Prithvi S

Posted on Apr 24 • Edited on Apr 27

The Metadata Tree: How Apache Iceberg Tracks Everything Without a Database

#iceberg #data #architecture #database

If you've worked with petabyte-scale data lakes, you've felt the pain: tables fragment into thousands of small files, query engines can't find what they need, schema changes become nightmares, and concurrent writes collide silently. Apache Iceberg solves these problems with something deceptively simple: a metadata hierarchy that tracks every file, every change, and every snapshot without needing a centralized database.

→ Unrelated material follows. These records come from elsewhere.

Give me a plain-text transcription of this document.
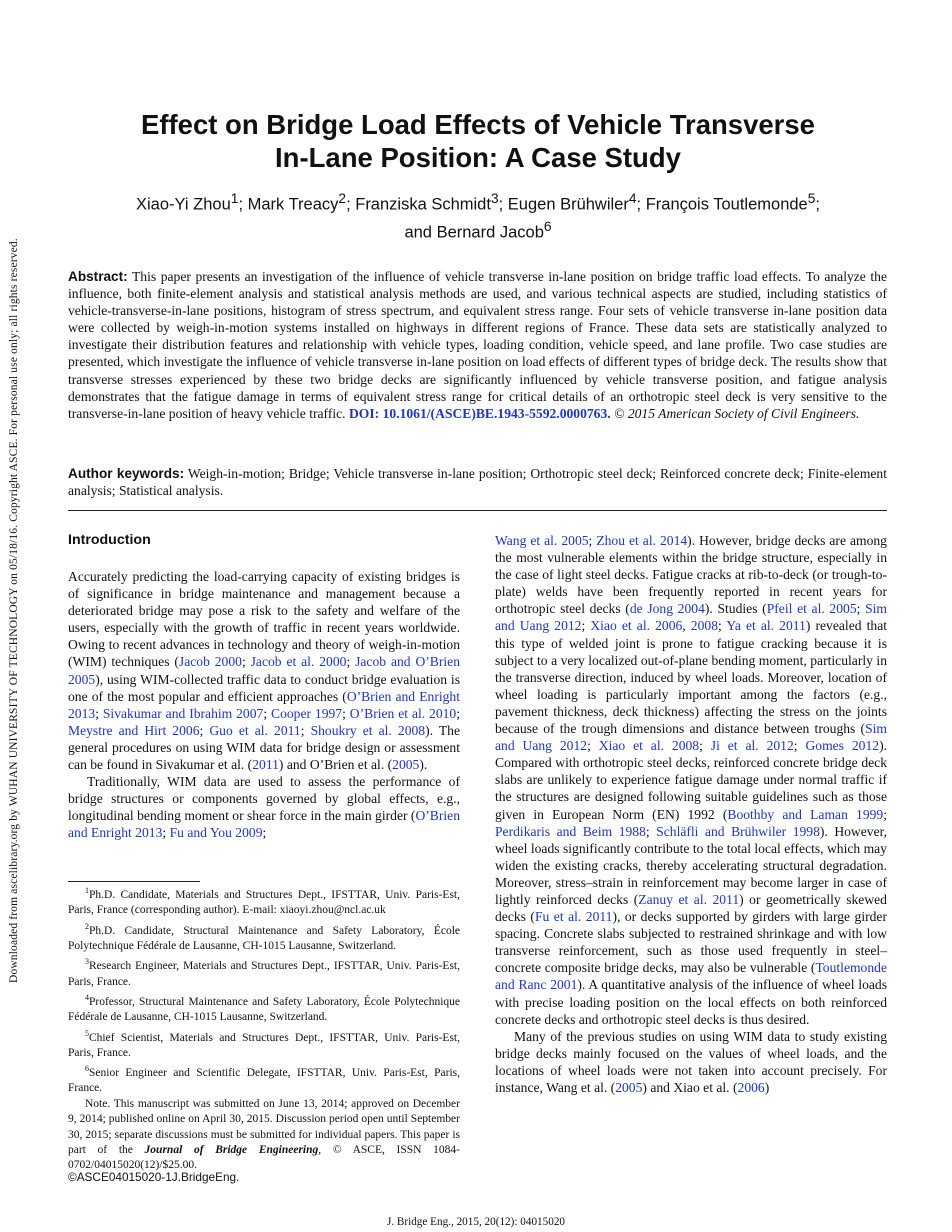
Downloaded from ascelibrary.org by WUHAN UNIVERSITY OF TECHNOLOGY on 05/18/16. Copyright ASCE. For personal use only; all rights reserved.
Effect on Bridge Load Effects of Vehicle Transverse
In-Lane Position: A Case Study
Xiao-Yi Zhou$^1$; Mark Treacy$^2$; Franziska Schmidt$^3$; Eugen Brühwiler$^4$; François Toutlemonde$^5$;
and Bernard Jacob$^6$
Abstract: This paper presents an investigation of the influence of vehicle transverse in-lane position on bridge traffic load effects. To analyze the influence, both finite-element analysis and statistical analysis methods are used, and various technical aspects are studied, including statistics of vehicle-transverse-in-lane positions, histogram of stress spectrum, and equivalent stress range. Four sets of vehicle transverse in-lane position data were collected by weigh-in-motion systems installed on highways in different regions of France. These data sets are statistically analyzed to investigate their distribution features and relationship with vehicle types, loading condition, vehicle speed, and lane profile. Two case studies are presented, which investigate the influence of vehicle transverse in-lane position on load effects of different types of bridge deck. The results show that transverse stresses experienced by these two bridge decks are significantly influenced by vehicle transverse position, and fatigue analysis demonstrates that the fatigue damage in terms of equivalent stress range for critical details of an orthotropic steel deck is very sensitive to the transverse-in-lane position of heavy vehicle traffic. DOI: 10.1061/(ASCE)BE.1943-5592.0000763. © 2015 American Society of Civil Engineers.
Author keywords: Weigh-in-motion; Bridge; Vehicle transverse in-lane position; Orthotropic steel deck; Reinforced concrete deck; Finite-element analysis; Statistical analysis.
Introduction

Accurately predicting the load-carrying capacity of existing bridges is of significance in bridge maintenance and management because a deteriorated bridge may pose a risk to the safety and welfare of the users, especially with the growth of traffic in recent years worldwide. Owing to recent advances in technology and theory of weigh-in-motion (WIM) techniques (Jacob 2000; Jacob et al. 2000; Jacob and O’Brien 2005), using WIM-collected traffic data to conduct bridge evaluation is one of the most popular and efficient approaches (O’Brien and Enright 2013; Sivakumar and Ibrahim 2007; Cooper 1997; O’Brien et al. 2010; Meystre and Hirt 2006; Guo et al. 2011; Shoukry et al. 2008). The general procedures on using WIM data for bridge design or assessment can be found in Sivakumar et al. (2011) and O’Brien et al. (2005).

Traditionally, WIM data are used to assess the performance of bridge structures or components governed by global effects, e.g., longitudinal bending moment or shear force in the main girder (O’Brien and Enright 2013; Fu and You 2009;

$^1$Ph.D. Candidate, Materials and Structures Dept., IFSTTAR, Univ. Paris-Est, Paris, France (corresponding author). E-mail: xiaoyi.zhou@ncl.ac.uk

$^2$Ph.D. Candidate, Structural Maintenance and Safety Laboratory, École Polytechnique Fédérale de Lausanne, CH-1015 Lausanne, Switzerland.

$^3$Research Engineer, Materials and Structures Dept., IFSTTAR, Univ. Paris-Est, Paris, France.

$^4$Professor, Structural Maintenance and Safety Laboratory, École Polytechnique Fédérale de Lausanne, CH-1015 Lausanne, Switzerland.

$^5$Chief Scientist, Materials and Structures Dept., IFSTTAR, Univ. Paris-Est, Paris, France.

$^6$Senior Engineer and Scientific Delegate, IFSTTAR, Univ. Paris-Est, Paris, France.

Note. This manuscript was submitted on June 13, 2014; approved on December 9, 2014; published online on April 30, 2015. Discussion period open until September 30, 2015; separate discussions must be submitted for individual papers. This paper is part of the Journal of Bridge Engineering, © ASCE, ISSN 1084-0702/04015020(12)/$25.00.

Wang et al. 2005; Zhou et al. 2014). However, bridge decks are among the most vulnerable elements within the bridge structure, especially in the case of light steel decks. Fatigue cracks at rib-to-deck (or trough-to-plate) welds have been frequently reported in recent years for orthotropic steel decks (de Jong 2004). Studies (Pfeil et al. 2005; Sim and Uang 2012; Xiao et al. 2006, 2008; Ya et al. 2011) revealed that this type of welded joint is prone to fatigue cracking because it is subject to a very localized out-of-plane bending moment, particularly in the transverse direction, induced by wheel loads. Moreover, location of wheel loading is particularly important among the factors (e.g., pavement thickness, deck thickness) affecting the stress on the joints because of the trough dimensions and distance between troughs (Sim and Uang 2012; Xiao et al. 2008; Ji et al. 2012; Gomes 2012). Compared with orthotropic steel decks, reinforced concrete bridge deck slabs are unlikely to experience fatigue damage under normal traffic if the structures are designed following suitable guidelines such as those given in European Norm (EN) 1992 (Boothby and Laman 1999; Perdikaris and Beim 1988; Schläfli and Brühwiler 1998). However, wheel loads significantly contribute to the total local effects, which may widen the existing cracks, thereby accelerating structural degradation. Moreover, stress–strain in reinforcement may become larger in case of lightly reinforced decks (Zanuy et al. 2011) or geometrically skewed decks (Fu et al. 2011), or decks supported by girders with large girder spacing. Concrete slabs subjected to restrained shrinkage and with low transverse reinforcement, such as those used frequently in steel–concrete composite bridge decks, may also be vulnerable (Toutlemonde and Ranc 2001). A quantitative analysis of the influence of wheel loads with precise loading position on the local effects on both reinforced concrete decks and orthotropic steel decks is thus desired.

Many of the previous studies on using WIM data to study existing bridge decks mainly focused on the values of wheel loads, and the locations of wheel loads were not taken into account precisely. For instance, Wang et al. (2005) and Xiao et al. (2006)

©ASCE04015020-1J.BridgeEng.
J. Bridge Eng., 2015, 20(12): 04015020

In this post, we'll walk through Iceberg's architecture from the ground up. By the end, you'll understand why Netflix built this, how it works, and why it's becoming the standard for analytics across Spark, Trino, Flink, and beyond.

The Problem: Why Big Data Tables Are So Fragile

Before Iceberg, data lakes used simple file layouts (Parquet/ORC on HDFS or S3). Sounds fine in theory. In practice:

Atomicity fails. A write dies halfway through. Are those partial files valid? Which ones should queries skip?
Partition discovery is slow. Query engines scan directory listings to find what data exists. With millions of files, this takes minutes.
Schema changes break old files. Add a column, and now old data files don't have it. Readers fail or invent NULLs.
Concurrent writes collide. Two writers claim they "finished" the same table simultaneously. Which one won? Corruption.
Pruning is guesswork. Engines don't know column ranges within files. They scan everything.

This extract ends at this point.